In 2014 he initiated a new research project which seeks to examine military innovation during the war in Iraq. During that war the U.S. assigned its national counterterrorism (CT) force to find, degrade, and dismantle the Al Qaeda dominated insurgent apparatus (AQI) that had burgeoned dramatically in 2003. Deployed as Task Force (TF) 714, it soon became apparent once in Iraq that the CT force was not able to effectively execute this mission. It could not keep pace with, let alone reduce AQI’s burgeoning operational tempo. However, over the next four years TF 714 re-created and transformed itself and in doing so was able to eviscerate AQI, making a major contribution to the successful counterinsurgency campaign waged by U.S. military forces. The research puzzle this study seeks to address focuses on two questions—how and why TF 714 was able to learn and innovate in the midst of war. This monograph length manuscript was published in July 2016 by the US Special Operation Command’s JSOU Press under the title Military Innovation in War: It Takes a Learning Organization--A Case Study of Task Force 714 in Iraq. It is available online at http://jsou.libguides.com/ld.php?content_id=23175790.

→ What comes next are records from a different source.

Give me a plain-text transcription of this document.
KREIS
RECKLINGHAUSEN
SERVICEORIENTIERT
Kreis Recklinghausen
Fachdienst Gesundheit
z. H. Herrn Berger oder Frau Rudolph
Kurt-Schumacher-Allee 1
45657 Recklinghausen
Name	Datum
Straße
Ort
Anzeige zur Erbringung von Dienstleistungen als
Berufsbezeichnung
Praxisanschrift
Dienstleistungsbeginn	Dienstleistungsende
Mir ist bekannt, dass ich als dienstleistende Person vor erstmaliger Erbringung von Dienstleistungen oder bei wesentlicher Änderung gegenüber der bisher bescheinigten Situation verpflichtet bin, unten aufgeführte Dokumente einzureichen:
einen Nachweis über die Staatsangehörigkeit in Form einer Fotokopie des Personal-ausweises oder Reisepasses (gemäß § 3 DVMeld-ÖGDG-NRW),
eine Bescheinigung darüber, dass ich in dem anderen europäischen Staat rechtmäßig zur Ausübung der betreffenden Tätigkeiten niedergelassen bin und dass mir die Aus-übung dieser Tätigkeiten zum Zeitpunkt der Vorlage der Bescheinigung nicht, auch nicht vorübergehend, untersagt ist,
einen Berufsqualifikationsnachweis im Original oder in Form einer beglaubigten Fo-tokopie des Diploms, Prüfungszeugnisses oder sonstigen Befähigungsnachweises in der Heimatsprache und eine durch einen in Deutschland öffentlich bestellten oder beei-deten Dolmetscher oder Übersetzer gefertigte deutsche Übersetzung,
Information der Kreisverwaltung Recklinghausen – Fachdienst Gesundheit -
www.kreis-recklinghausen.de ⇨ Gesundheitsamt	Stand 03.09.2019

Professor Shultz is now working on a new project titled “Intelligence Leads the Way: Meeting the Challenge of Weak States, Armed Groups and Irregular Conflict.” The puzzle this research addresses focuses on identifying the kinds of intelligence methods, capabilities and organization required to meet the challenges posed by armed groups and irregular conflict. These are different from those employed against Cold War state threats. Consequently, each of the four instruments of intelligence—collection, analysis, counterintelligence, covert action—needed to undergo important changes in methods, capabilities, and organization if they are to be effectively used by those U.S. security agencies engaged in conducting operations against irregular challenges. The goal of this project is to produce a well-structured set of recommendations that can be used to craft intelligence requirements for managing 21st century irregular threats.
In general, Shultz’s view of educating both students and the public on security issues is “to give a theoretical, philosophical and historical basis for understanding the state of the world today.”